The defensive mistakes yielded good Chicago chances, even if Chicago didn’t bury them or even hit the net.
The conflict of emotion and below-par play created conflict with Sullivan.
“It was an emotional game for everyone because everyone knows what it means to Geno. And it was particularly emotional for Geno,” Sullivan said. “I don’t think that excuses the fact that we have to be better in a lot of areas of our game, and we all know that the standard is higher than the way we played out there tonight. But I give the players a lot of credit for finding a way to win.”
After a solid night against the Minnesota Wild on Thursday, which drew praise, the Penguins’ man advantage again fell in love with the ineffective slow play. They had three shots on two power plays, but the second power play was nearly disastrous, with a shorthanded breakaway near the end of the period.
Chicago was aggressive, and the Penguins’ power play was flat-footed.
Excuse or Legit?
I was ready to blast the Penguins in this postgame analysis. It wasn’t until we talked with Mike Sullivan that the big picture emerged. The Penguins were distracted. It was a big night, the second of back-to-backs, an inferior opponent on the road, yet the Penguins won.
So, maybe it wasn’t as bad as I was ready to make it out to be?

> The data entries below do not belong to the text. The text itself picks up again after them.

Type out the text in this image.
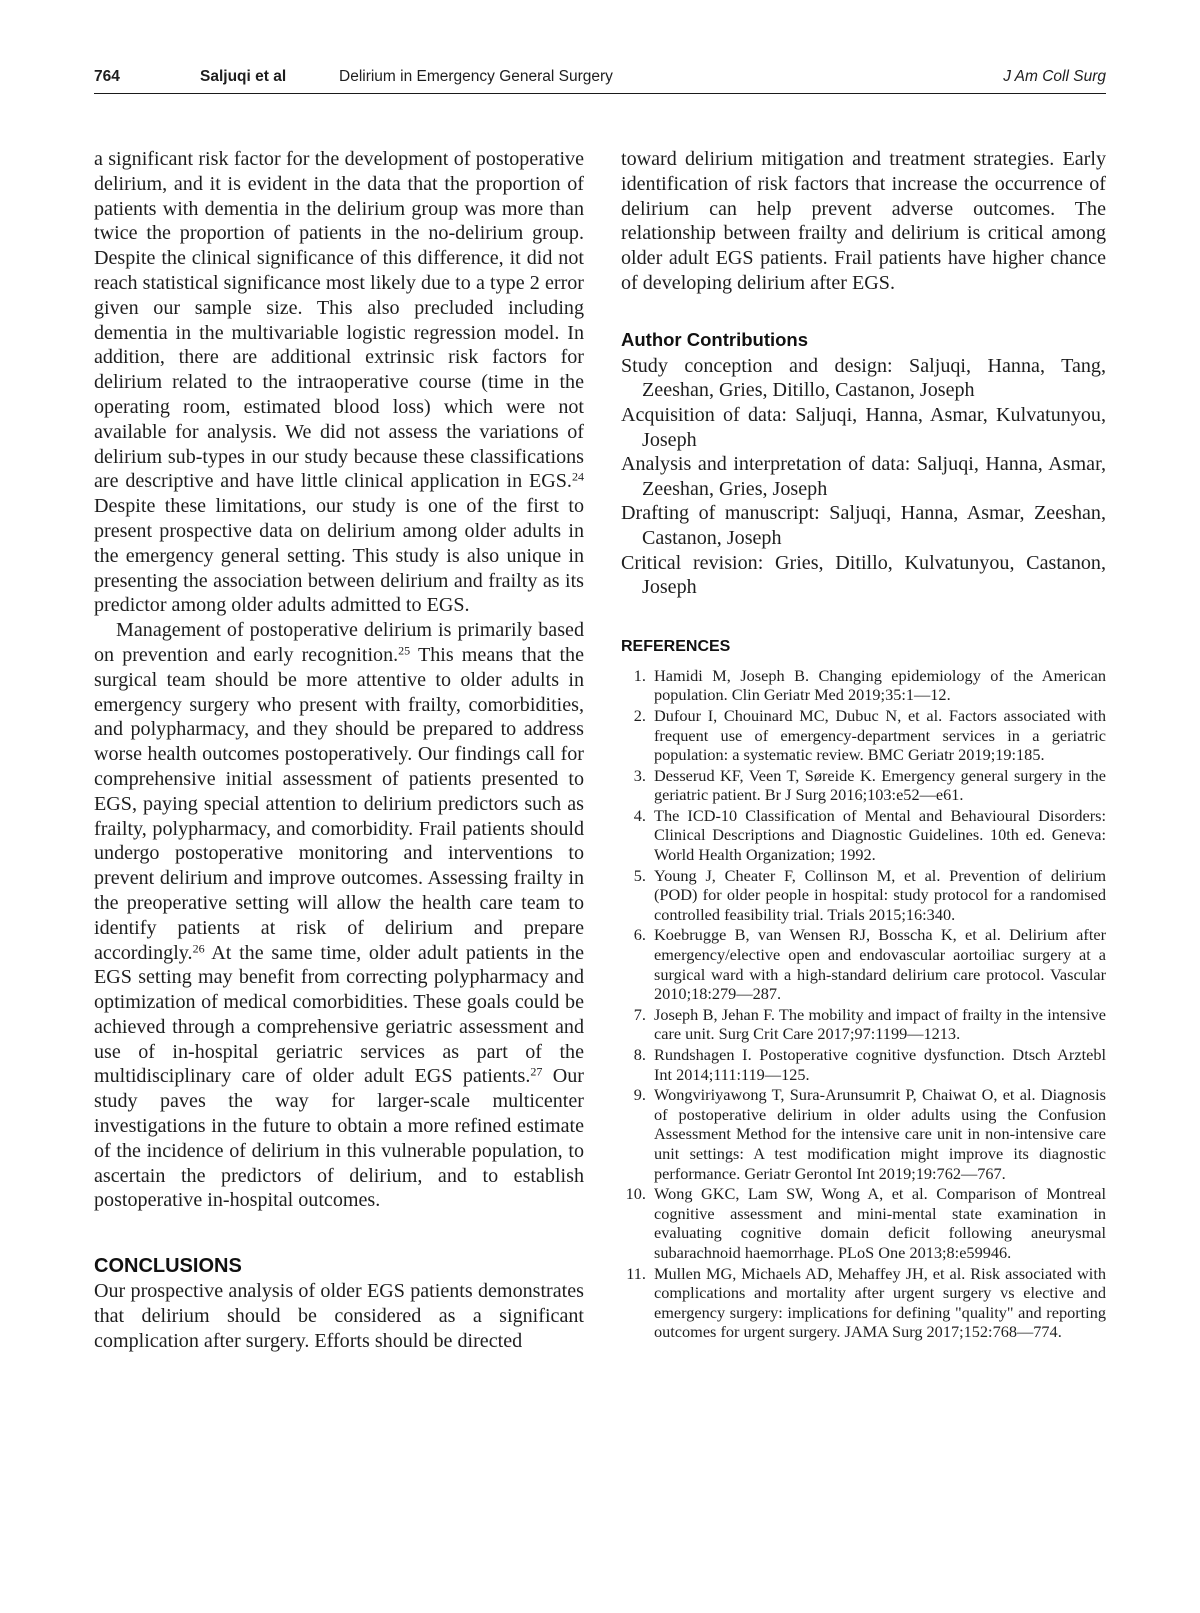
764	Saljuqi et al	Delirium in Emergency General Surgery	J Am Coll Surg

a significant risk factor for the development of postoperative delirium, and it is evident in the data that the proportion of patients with dementia in the delirium group was more than twice the proportion of patients in the no-delirium group. Despite the clinical significance of this difference, it did not reach statistical significance most likely due to a type 2 error given our sample size. This also precluded including dementia in the multivariable logistic regression model. In addition, there are additional extrinsic risk factors for delirium related to the intraoperative course (time in the operating room, estimated blood loss) which were not available for analysis. We did not assess the variations of delirium sub-types in our study because these classifications are descriptive and have little clinical application in EGS.$^{24}$ Despite these limitations, our study is one of the first to present prospective data on delirium among older adults in the emergency general setting. This study is also unique in presenting the association between delirium and frailty as its predictor among older adults admitted to EGS.

Management of postoperative delirium is primarily based on prevention and early recognition.$^{25}$ This means that the surgical team should be more attentive to older adults in emergency surgery who present with frailty, comorbidities, and polypharmacy, and they should be prepared to address worse health outcomes postoperatively. Our findings call for comprehensive initial assessment of patients presented to EGS, paying special attention to delirium predictors such as frailty, polypharmacy, and comorbidity. Frail patients should undergo postoperative monitoring and interventions to prevent delirium and improve outcomes. Assessing frailty in the preoperative setting will allow the health care team to identify patients at risk of delirium and prepare accordingly.$^{26}$ At the same time, older adult patients in the EGS setting may benefit from correcting polypharmacy and optimization of medical comorbidities. These goals could be achieved through a comprehensive geriatric assessment and use of in-hospital geriatric services as part of the multidisciplinary care of older adult EGS patients.$^{27}$ Our study paves the way for larger-scale multicenter investigations in the future to obtain a more refined estimate of the incidence of delirium in this vulnerable population, to ascertain the predictors of delirium, and to establish postoperative in-hospital outcomes.

CONCLUSIONS

Our prospective analysis of older EGS patients demonstrates that delirium should be considered as a significant complication after surgery. Efforts should be directed

toward delirium mitigation and treatment strategies. Early identification of risk factors that increase the occurrence of delirium can help prevent adverse outcomes. The relationship between frailty and delirium is critical among older adult EGS patients. Frail patients have higher chance of developing delirium after EGS.

Author Contributions
Study conception and design: Saljuqi, Hanna, Tang, Zeeshan, Gries, Ditillo, Castanon, Joseph
Acquisition of data: Saljuqi, Hanna, Asmar, Kulvatunyou, Joseph
Analysis and interpretation of data: Saljuqi, Hanna, Asmar, Zeeshan, Gries, Joseph
Drafting of manuscript: Saljuqi, Hanna, Asmar, Zeeshan, Castanon, Joseph
Critical revision: Gries, Ditillo, Kulvatunyou, Castanon, Joseph
REFERENCES
1. Hamidi M, Joseph B. Changing epidemiology of the American population. Clin Geriatr Med 2019;35:1—12.
2. Dufour I, Chouinard MC, Dubuc N, et al. Factors associated with frequent use of emergency-department services in a geriatric population: a systematic review. BMC Geriatr 2019;19:185.
3. Desserud KF, Veen T, Søreide K. Emergency general surgery in the geriatric patient. Br J Surg 2016;103:e52—e61.
4. The ICD-10 Classification of Mental and Behavioural Disorders: Clinical Descriptions and Diagnostic Guidelines. 10th ed. Geneva: World Health Organization; 1992.
5. Young J, Cheater F, Collinson M, et al. Prevention of delirium (POD) for older people in hospital: study protocol for a randomised controlled feasibility trial. Trials 2015;16:340.
6. Koebrugge B, van Wensen RJ, Bosscha K, et al. Delirium after emergency/elective open and endovascular aortoiliac surgery at a surgical ward with a high-standard delirium care protocol. Vascular 2010;18:279—287.
7. Joseph B, Jehan F. The mobility and impact of frailty in the intensive care unit. Surg Crit Care 2017;97:1199—1213.
8. Rundshagen I. Postoperative cognitive dysfunction. Dtsch Arztebl Int 2014;111:119—125.
9. Wongviriyawong T, Sura-Arunsumrit P, Chaiwat O, et al. Diagnosis of postoperative delirium in older adults using the Confusion Assessment Method for the intensive care unit in non-intensive care unit settings: A test modification might improve its diagnostic performance. Geriatr Gerontol Int 2019;19:762—767.
10. Wong GKC, Lam SW, Wong A, et al. Comparison of Montreal cognitive assessment and mini-mental state examination in evaluating cognitive domain deficit following aneurysmal subarachnoid haemorrhage. PLoS One 2013;8:e59946.
11. Mullen MG, Michaels AD, Mehaffey JH, et al. Risk associated with complications and mortality after urgent surgery vs elective and emergency surgery: implications for defining "quality" and reporting outcomes for urgent surgery. JAMA Surg 2017;152:768—774.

It was a night of milestones and honors.
Marian Hossa, whom the Penguins acquired at the NHL trade deadline in 2008 but lost to free agency that summer to the Detroit Red Wings, was honored before the game. Hossa later signed as a free agent with the Chicago Blackhawks in 2010 and won three Stanley Cups (2010, 2012, 2015). Chicago retired Hossa’s No. 81 with an elaborate ceremony, which began 90 minutes before the faceoff and delayed the start of the game.